髙木:金沢の地元の会社が、ホスト(招待側)が2人いて、イタリア人のお客さんが3人来ると。イタリア人のうち2人はうちに何度もいらっしゃってる方で、一人は初めてだっていう。

その初めての人の本社の秘書から、ホストに電話があって、初めての日本で、初めての食事が銭屋だと。だから、日本料理はやめてくださいっていう。

三石:なんで(笑)

髙木:それで、本社の秘書も何も考えずに電話かけてきて、すみません、一人だけ洋食でお願いします、って。

できるわけないじゃないですか。

で、まさにトマトの話になって、じゃあトマトなにかやればできるんじゃないかって話になって、急遽イタリアンを。

三石:パスタ作ったんですか。

髙木:パスタ、ペペロンチーノも作りましたよ。

トマトとバジルで軽くドレッシングを作って蒸し鶏にちょっと合わせたりとか。なんでもかんでもオリーブオイル浸して塩コショウ…なんとなくできるって言ったらイタリアンの人に怒られますけど。

三石:イタリア人、ボーノ言うてましたか。

髙木:ボーノ、ボーノって。

でも結局、おれもあれ食べたいって言って(和食を)食べたんですけどね。でもあの時にトマトとかでイタリアン作ってて思ったのは、なんとなく自然に入ってくるのはなんでだろなと。

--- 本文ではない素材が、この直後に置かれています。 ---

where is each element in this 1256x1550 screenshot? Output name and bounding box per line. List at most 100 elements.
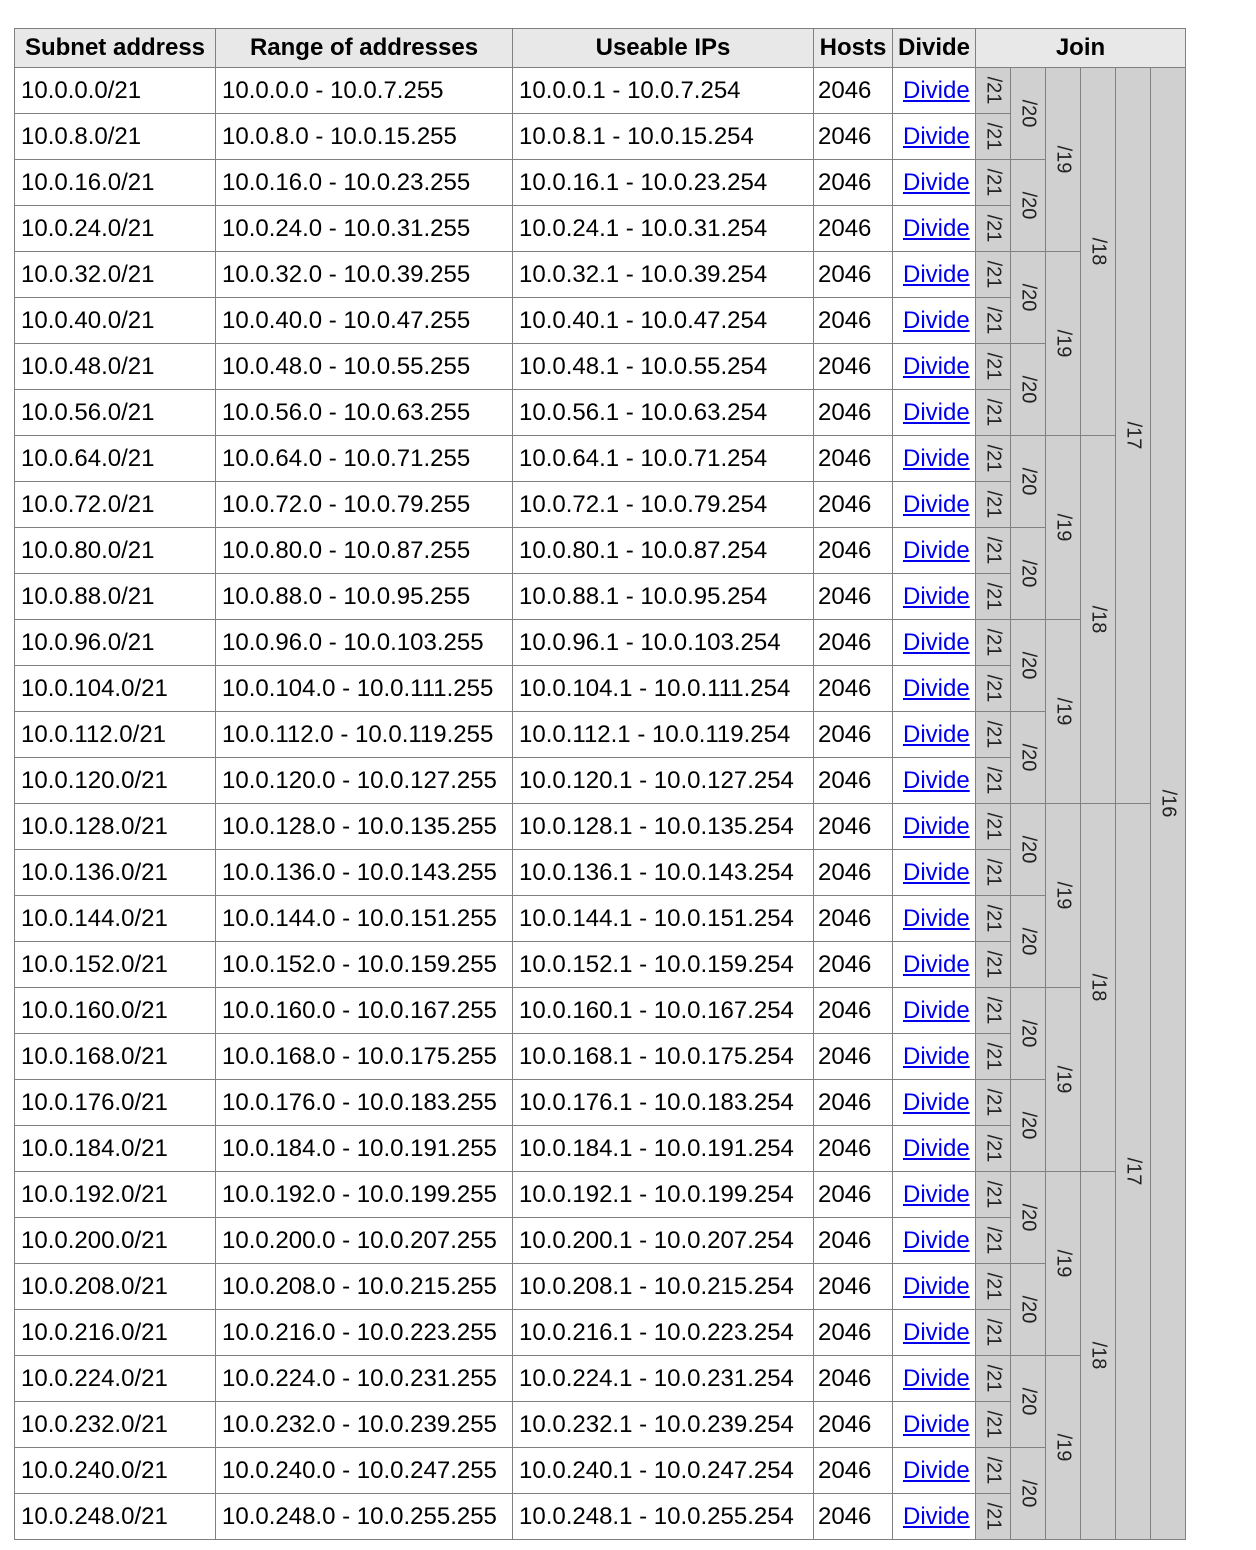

もしかしたらトマトかな、グルタミン酸かなって気はしますね。

三石:外国人をお迎えするといえば、最後の将軍の徳川慶喜(※3)が、大阪城で外国の公使たちを招いておもてなしをしたんですよ。その時にフランス人シェフ雇ってフレンチのフルコースを作らせてます。彼ら、日本食出しても口に合わないからっていうんで。

ペリーが来た時にも、ペリーたちには日本食はお口に合わなかったみたいです。ペリーは「こいつらの出すものは貧弱だよね!うちの船で出す料理の方が断然いいわ」「和食より琉球で食べたものの方が美味しかった」と書き残してます。

ペリーに当時の贅沢品のはんぺんを出したみたいなんですけど、感想は「味しない…」と。かたや通訳でついていた他の外国人は、「いやー、日本の料理って見た目キレイだし美味しくていいわぁ」って高く評価してます。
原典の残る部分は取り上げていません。